Survey: Pandemic driving changes in employee child care needs, employer accommodations

Photo | Contributed Pre-pandemic, children attend a program run by Enfield nonprofit Educational Resources for Children.

Difficulties securing reliable, quality child care are weighing on Connecticut workers and employers, compromising productivity and creating new challenges around recruitment and retention, according to the results of a new study.

A survey of business leaders produced by several education- and business-centered groups, including the Connecticut Business & Industry Association, found that, while child care issues are not widespread throughout the state’s workforce, they create serious disruptions for some working parents.

About 76% of employers said child care problems negatively impact up to 20% of their staff, while 17% put that figure between 20% and 40%.

Only 2% of respondents said child care needs create problems for over 60% of employees, likely a reflection of the overall age of Connecticut’s working population.

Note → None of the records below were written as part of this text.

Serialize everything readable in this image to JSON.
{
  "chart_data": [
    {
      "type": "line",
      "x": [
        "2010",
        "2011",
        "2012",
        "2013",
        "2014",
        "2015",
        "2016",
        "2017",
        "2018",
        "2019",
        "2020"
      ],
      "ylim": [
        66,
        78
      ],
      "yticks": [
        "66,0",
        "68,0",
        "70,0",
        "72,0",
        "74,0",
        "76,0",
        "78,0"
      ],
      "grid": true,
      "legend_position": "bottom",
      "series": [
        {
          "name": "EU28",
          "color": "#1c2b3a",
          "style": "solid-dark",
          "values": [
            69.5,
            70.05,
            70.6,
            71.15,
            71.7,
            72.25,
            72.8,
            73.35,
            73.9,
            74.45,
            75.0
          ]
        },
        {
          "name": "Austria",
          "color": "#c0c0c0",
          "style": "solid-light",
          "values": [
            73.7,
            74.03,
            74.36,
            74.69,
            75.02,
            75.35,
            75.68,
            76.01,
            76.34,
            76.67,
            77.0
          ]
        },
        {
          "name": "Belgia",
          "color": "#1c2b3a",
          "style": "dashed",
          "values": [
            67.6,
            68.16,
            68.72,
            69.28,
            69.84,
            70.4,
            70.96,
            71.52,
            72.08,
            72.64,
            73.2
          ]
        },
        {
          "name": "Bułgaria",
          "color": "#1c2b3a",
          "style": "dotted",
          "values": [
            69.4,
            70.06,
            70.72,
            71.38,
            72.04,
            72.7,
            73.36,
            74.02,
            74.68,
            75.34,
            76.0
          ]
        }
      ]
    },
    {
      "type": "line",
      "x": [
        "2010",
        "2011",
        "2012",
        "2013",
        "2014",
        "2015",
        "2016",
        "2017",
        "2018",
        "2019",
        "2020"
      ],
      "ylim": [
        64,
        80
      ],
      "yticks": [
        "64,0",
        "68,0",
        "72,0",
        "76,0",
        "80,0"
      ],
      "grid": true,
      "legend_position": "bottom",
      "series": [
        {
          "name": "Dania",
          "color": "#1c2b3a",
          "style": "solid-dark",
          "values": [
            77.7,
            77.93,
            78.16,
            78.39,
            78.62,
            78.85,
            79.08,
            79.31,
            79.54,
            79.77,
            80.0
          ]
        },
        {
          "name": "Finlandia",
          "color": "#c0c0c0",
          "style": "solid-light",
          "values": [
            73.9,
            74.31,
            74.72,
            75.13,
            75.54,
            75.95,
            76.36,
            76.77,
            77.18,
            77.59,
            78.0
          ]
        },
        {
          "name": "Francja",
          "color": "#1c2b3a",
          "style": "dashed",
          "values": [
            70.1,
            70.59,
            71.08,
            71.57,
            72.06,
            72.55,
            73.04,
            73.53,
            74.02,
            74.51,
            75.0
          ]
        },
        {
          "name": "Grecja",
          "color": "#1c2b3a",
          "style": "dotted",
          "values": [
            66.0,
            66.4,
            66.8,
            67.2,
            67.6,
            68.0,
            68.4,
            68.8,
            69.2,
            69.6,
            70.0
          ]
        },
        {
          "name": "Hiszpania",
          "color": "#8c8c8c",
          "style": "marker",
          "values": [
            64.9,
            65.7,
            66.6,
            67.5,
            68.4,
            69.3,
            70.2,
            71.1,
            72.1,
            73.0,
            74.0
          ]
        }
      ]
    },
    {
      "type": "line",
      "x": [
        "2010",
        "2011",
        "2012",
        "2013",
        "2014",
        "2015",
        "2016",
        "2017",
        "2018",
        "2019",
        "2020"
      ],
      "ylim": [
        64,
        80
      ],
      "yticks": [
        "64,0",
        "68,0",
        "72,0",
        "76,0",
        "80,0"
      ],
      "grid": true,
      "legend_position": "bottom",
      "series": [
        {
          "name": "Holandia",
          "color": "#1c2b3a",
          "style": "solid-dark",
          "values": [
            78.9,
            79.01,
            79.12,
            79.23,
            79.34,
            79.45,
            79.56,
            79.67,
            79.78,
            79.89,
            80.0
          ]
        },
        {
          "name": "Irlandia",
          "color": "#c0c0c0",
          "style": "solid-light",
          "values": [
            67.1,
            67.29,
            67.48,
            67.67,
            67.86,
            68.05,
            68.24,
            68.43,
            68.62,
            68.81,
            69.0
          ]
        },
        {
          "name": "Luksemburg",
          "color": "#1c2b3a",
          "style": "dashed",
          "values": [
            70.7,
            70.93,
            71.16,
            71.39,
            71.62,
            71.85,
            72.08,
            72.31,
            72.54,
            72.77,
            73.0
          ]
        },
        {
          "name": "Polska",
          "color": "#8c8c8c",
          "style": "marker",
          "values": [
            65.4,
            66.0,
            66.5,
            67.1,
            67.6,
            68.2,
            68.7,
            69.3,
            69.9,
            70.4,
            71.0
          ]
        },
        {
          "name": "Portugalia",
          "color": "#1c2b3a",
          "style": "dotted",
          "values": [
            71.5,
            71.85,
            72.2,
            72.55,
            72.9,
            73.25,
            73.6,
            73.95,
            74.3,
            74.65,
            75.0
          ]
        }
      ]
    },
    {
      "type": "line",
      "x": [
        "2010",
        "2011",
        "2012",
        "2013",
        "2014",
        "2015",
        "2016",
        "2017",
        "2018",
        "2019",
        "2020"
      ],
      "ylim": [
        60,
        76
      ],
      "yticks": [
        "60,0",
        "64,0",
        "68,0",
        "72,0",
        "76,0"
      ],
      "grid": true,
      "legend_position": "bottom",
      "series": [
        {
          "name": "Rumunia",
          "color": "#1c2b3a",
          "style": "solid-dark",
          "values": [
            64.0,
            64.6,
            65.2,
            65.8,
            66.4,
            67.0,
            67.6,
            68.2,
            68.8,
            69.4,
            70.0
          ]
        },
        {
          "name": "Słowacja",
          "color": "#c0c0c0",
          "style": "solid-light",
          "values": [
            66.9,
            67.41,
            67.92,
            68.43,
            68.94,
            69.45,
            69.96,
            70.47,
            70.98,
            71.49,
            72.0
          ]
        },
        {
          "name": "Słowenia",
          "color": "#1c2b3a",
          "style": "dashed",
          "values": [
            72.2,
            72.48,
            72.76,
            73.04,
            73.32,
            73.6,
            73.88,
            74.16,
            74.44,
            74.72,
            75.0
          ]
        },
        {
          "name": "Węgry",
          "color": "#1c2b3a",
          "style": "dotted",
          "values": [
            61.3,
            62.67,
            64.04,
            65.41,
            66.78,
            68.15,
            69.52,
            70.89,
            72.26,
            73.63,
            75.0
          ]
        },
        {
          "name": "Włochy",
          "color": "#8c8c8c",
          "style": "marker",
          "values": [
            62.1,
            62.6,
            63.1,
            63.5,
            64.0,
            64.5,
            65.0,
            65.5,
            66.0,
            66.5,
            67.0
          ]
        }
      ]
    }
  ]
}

Still, the survey found that securing care for children attending school remotely, along with the affordability of such care, remain major obstacles for a share of adults with young children.

"Over the past year, many employees across Connecticut had to not only adapt to remote work, but also manage childcare and remote learning due to the coronavirus pandemic," said CBIA President and CEO Chris DiPentima. “Workforce recruitment and retention have been and remain one of the biggest challenges for employers, so support and resources are critical. We cannot rebuild Connecticut from the pandemic without addressing working parent needs.”

Some employers say they have adapted to the times by giving workers increased flexibility.

About a quarter of respondents said they allow employees to work from home so they can be with their children, and 19% said they have reduced hours for working parents.

Around 24% of employers said their existing company policies, such as flexible hours, remote work, and dependent care deductions from payroll, were effective in addressing child care issues.

More employers would be willing to help, the study found, if the government provided some form of assistance, or if particularly valuable employees needed accommodations.